Механизм эволюции экосистем

И.И. Шмальгаузен [32] предложил рассматривать микроэволюцию, как авторегуляторный цикл, в котором регулятором является биогеоценоз, а регулируемым объектом - популяция, составная часть этого биогеоценоза. По каналу прямой связи передается информация о составе популяции. Этот канал работает на генетическом уровне. Гаметы прошедших отбор особей, объединяясь в зиготы, дают начало следующему поколению популяции, которое, по своим характеристикам оказывается соответствующим условиям существования в данном биогеоценозе.

В процессе онтогенеза происходит перекодирование информации с генетического на фенотипический уровень. Генетическая информация, закодированная линейными последовательностями нуклеотидов, преобразуется в фенотипическую информацию, развертываемую во всех четырех измерениях. Эпигенетическими аспектами онтогенеза модель пренебрегает. Каналом обратной связи является борьба за существование, по Шмальгаузену — активность организмов по отношению к окружающей среде. В процессе борьбы за существование биоценоз получает информацию о соответствии популяции условиям данного сообщества. Отбор, таким образом, является процессом регуляции, а размножение выживших особей - второй перекодировкой информации. Полный цикл регуляции проходит за одно поколение. Изложенная модель микроэволюции легко преобразуется в модель филоценогенеза [21]. ,

Действительно, любая популяция - компонент данного биоценоза, одновременно является и регулируемым объектом, и частью регулятора для любой другой популяции того же биоценоза. Сколько популяций - членов сообщества, столько и прямых и обратных связей между каждой данной популяцией (регулируемым блоком) и всем остальным сообществом (регулятором). Следуя этой модели, можно сказать, что микроэволюционный процесс, начавшись в той или иной популяции, автоматически приведет к изменению условий регулирования для остальных популяций сообщества, тем самым - к их микроэволюционным изменениям, т.е. к филоценогенезу. Поскольку границы ценопопуляций и локальных популяций не совпадают, микроэволюционные изменения должны затронуть не только рассматриваемую экосистему, но и те экосистемы, частями которых являются эволюирующие локальные популяции. В результате эволюционировать будет не только один биоценоз, но и экосистемы более высокого уровня.
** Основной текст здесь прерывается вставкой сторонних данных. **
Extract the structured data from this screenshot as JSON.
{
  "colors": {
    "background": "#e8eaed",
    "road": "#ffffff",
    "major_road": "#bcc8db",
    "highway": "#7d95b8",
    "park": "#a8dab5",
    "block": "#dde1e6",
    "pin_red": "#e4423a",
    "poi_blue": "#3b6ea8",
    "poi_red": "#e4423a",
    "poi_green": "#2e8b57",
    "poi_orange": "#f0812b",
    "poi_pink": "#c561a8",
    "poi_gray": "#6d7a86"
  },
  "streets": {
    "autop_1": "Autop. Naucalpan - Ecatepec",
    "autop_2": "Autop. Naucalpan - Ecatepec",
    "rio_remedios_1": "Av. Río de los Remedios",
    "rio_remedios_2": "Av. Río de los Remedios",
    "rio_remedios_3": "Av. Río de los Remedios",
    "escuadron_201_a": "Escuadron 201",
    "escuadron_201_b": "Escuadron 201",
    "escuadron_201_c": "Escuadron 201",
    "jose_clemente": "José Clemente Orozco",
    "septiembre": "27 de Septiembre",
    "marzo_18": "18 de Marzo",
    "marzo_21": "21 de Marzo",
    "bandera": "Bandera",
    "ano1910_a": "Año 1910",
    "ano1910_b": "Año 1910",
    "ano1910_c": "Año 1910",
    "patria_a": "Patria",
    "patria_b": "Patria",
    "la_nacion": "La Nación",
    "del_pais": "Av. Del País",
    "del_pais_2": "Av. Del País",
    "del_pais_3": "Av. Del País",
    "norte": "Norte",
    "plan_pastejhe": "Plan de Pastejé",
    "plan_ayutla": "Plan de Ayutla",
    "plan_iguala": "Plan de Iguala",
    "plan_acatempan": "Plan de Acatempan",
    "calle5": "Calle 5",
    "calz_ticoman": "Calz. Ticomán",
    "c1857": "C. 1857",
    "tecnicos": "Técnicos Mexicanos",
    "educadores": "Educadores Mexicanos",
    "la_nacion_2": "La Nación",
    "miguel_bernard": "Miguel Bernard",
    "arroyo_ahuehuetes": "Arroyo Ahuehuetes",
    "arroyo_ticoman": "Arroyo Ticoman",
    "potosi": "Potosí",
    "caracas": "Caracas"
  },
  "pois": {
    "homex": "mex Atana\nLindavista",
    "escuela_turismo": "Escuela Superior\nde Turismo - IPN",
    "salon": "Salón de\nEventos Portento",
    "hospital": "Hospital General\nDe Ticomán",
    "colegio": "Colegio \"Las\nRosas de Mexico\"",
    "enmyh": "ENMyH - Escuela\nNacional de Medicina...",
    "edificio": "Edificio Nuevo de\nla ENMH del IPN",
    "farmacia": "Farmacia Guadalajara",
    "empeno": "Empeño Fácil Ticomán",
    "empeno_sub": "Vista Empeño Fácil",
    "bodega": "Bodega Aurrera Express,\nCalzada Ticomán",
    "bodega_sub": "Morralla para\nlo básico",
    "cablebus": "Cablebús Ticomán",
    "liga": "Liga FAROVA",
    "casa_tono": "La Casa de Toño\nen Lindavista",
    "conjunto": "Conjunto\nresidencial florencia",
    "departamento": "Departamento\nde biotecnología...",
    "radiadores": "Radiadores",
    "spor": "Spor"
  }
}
Изменения абиотических условий, стимулируя микроэволюционные изменения внутри биоценозов, одновременно и сдерживают эти изменения. Изменения климата, такие, например, как ледниковые периоды и межледниковые потепления, не только стимулировали видообразование, но и приводили к смещению климатических зон по поверхности Земли и, тем самым, к смещению входящих в эти зоны биоценозов, что сохраняло и сами сообщества, и их компоненты. Ледниковые изменения ареалов палеарктических видов служат хорошим примером подобных перестроек, тогда как расселение видов часто связано с микроэволюционными процессами.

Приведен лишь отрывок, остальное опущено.